Tuesday, January 23, 2018

Lagging Far Behind

While people love to hear our sunny Prime Minister reassure us with his rosy rhetoric, it is becoming increasingly evident that his words mean little when it comes to climate change. And the most shocking revelation, as reported by The National Observer, is that those notorious climate-change laggards, the Americans, are well ahead of us in their reduction of greenhouse gas emissions.
Since 1990, Americans have cleaned up their climate pollution — per person — twice as fast as Canadians. Americans have come from well behind in the climate race to catch up and current estimates show they have probably passed us already.

According to the most recent official inventory reports, the Americans pulled into a virtual tie with Canadians in 2015, at just over 20 tonnes of CO2 (tCO2) per person.

And according to recent estimates by the U.S. Energy Information Agency, America's emissions fell another 1.7 per cent in 2016. They project a further decline in 2017. If so, Americans are now below the twenty tonne mark per person.
So what's going on here?
The reason the Yanks are beating us is that we have been dragging our feet for decades. Since 1990, Canadians have reduced our climate pollution by just 10 per cent per person while Americans cleaned up by 20 per cent; Europeans by 30 per cent; and the British by 40 per cent.

At this rate it will take 150 years before our climate pollution per person falls to the amount that Europeans emit now.
The reason for Canada's poor results are to be found in the usual suspects, oil and gas production and thee transportation sector.
Combined, these two sectors now emit 10 tCO2 per Canadian — that's more than Europeans, Chinese or Indians emit for everything.

The second key message is that these two sectors have become even more climate polluting — per Canadian — since 1990. That's wiped out much of the gains made elsewhere.
Our addiction to oil, our government thralldom to the fossil fuel sector, and our own heedless purchases of trucks and SUVs are all factors in poor showing.

A recent poll by Environics Research revealed that increasing numbers of Canadians think reducing greenhouse gas emissions should be a “guiding principle” in developing natural resources.
An overwhelming majority of respondents supported renewable energy sources, such as solar (93 per cent), hydro electricity (91 per cent) and wind projects (86 per cent). Support for non-renewable energy, such as oil (63 per cent) and nuclear power (45 per cent), was considerably weaker.
However, the Liberals' avidity for a second pipeline that will only further promote greenhouse gas emissions is perhaps suggested by Natural Resources Minister Jim Carr's spokesperson, Alexandre Deslongchamps:
“We are in the midst of an energy transformation that will require all sources of energy to ensure Canada is a global leader in the low-carbon economy”.
Huh? All sources? Really?

Actions always speak louder than words, and the actions thus far coming from this government suggest little other than a bit of window dressing (low carbon taxes) while the world continues to burn.

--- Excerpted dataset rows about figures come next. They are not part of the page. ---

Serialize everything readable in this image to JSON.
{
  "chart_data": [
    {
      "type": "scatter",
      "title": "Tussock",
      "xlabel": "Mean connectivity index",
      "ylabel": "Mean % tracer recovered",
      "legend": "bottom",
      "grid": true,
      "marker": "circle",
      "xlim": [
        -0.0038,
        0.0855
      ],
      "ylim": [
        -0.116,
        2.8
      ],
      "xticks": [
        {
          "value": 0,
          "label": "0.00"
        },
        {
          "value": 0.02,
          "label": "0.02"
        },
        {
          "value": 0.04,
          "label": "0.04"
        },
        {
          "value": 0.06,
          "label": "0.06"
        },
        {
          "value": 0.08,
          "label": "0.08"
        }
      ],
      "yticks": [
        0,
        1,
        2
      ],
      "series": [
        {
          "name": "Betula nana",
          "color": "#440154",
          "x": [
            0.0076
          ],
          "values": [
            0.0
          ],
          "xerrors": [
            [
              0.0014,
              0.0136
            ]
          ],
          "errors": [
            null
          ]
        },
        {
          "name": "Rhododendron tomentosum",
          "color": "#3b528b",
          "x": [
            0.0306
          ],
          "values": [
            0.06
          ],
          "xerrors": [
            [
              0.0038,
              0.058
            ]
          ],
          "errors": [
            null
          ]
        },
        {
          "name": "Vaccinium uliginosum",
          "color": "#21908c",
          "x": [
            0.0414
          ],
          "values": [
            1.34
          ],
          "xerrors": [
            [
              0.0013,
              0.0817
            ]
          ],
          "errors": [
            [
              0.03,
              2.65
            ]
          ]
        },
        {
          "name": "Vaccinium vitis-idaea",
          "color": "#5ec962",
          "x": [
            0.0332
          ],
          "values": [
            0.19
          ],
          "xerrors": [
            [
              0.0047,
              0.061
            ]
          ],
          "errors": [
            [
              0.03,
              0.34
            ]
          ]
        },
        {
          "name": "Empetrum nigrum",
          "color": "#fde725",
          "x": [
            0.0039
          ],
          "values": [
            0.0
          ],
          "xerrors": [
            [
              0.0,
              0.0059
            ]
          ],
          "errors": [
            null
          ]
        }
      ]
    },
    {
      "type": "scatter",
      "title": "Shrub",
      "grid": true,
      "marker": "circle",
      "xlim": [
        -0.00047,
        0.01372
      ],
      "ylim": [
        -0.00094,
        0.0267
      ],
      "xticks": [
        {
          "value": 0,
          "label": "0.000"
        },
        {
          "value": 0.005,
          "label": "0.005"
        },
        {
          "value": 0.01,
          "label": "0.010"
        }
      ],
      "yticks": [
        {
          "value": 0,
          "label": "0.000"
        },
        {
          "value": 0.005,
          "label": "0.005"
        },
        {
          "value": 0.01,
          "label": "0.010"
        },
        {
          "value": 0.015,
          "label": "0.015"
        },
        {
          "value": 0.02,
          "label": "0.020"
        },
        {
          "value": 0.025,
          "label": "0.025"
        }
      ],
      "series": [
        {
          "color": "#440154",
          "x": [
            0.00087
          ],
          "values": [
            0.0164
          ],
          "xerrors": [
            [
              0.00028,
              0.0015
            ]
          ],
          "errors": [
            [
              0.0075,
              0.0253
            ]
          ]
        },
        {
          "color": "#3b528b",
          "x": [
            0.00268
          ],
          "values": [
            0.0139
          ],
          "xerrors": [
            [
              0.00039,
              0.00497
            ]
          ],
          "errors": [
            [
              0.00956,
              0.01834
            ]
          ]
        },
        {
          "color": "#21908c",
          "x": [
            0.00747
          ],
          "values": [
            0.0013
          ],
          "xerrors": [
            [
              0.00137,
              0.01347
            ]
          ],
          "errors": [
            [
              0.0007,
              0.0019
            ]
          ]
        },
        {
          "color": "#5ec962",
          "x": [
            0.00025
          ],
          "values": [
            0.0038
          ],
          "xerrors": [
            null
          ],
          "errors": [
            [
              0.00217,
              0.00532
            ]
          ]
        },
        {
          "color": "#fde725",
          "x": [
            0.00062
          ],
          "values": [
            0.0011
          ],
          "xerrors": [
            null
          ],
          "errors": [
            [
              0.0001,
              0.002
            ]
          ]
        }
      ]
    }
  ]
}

In other words, it's business as usual.


  1. You can't have it both ways with fossil fuels, Lorne. Justin believes he can split the difference. He can't.

    1. While few things in life are black and white, Owen, the issues surrounding climate change seem to be.

  2. It's double-talk, Lorne, and our prime minister, like his predecessors, is a master at the game. Whether it's neoliberal globalism or the petro-economy they simply have no Plan B.

    When the freshly minted prime minister and his enviromin showed up in Paris in 2015 they made grandiose pronouncements of what we were going to do, how we were no longer the Canada of Harper. They argued, convincingly, for bold new targets. 1.5C instead of 2.0C to the cheers of the crowd.

    Few heard Schellnhuber in the background warning that the only way to achieve these targets was through the "induced implosion" of the fossil energy industry. He meant nothing less than governments of petro-states closing down their industries, severing the trade in fossil fuels.

    What we wound up with was a government willing to overlook its promises of 'social licence,' First Nations consultation, cleaning out the blatantly corrupt National Energy Board and working to push through every pipeline possible (save for the Northern Gateway) from Energy East, to Keystone XL to the grossly expanded Kinder Morgan. And then, in a gem of sophistry worthy of Trump himself, he proclaims the path to Canada's green future lies from ramping up extraction, transmission and sale of the world's highest cost, highest carbon ersatz petroleum, bitumen. And he does it all with such grand sincerity.

    1. It is likely his apparent sincerity is part of what enables Trudeau to get away with some of these whoppers, Mound. All of us lose when power isn't held to account for the betrayal of the planet.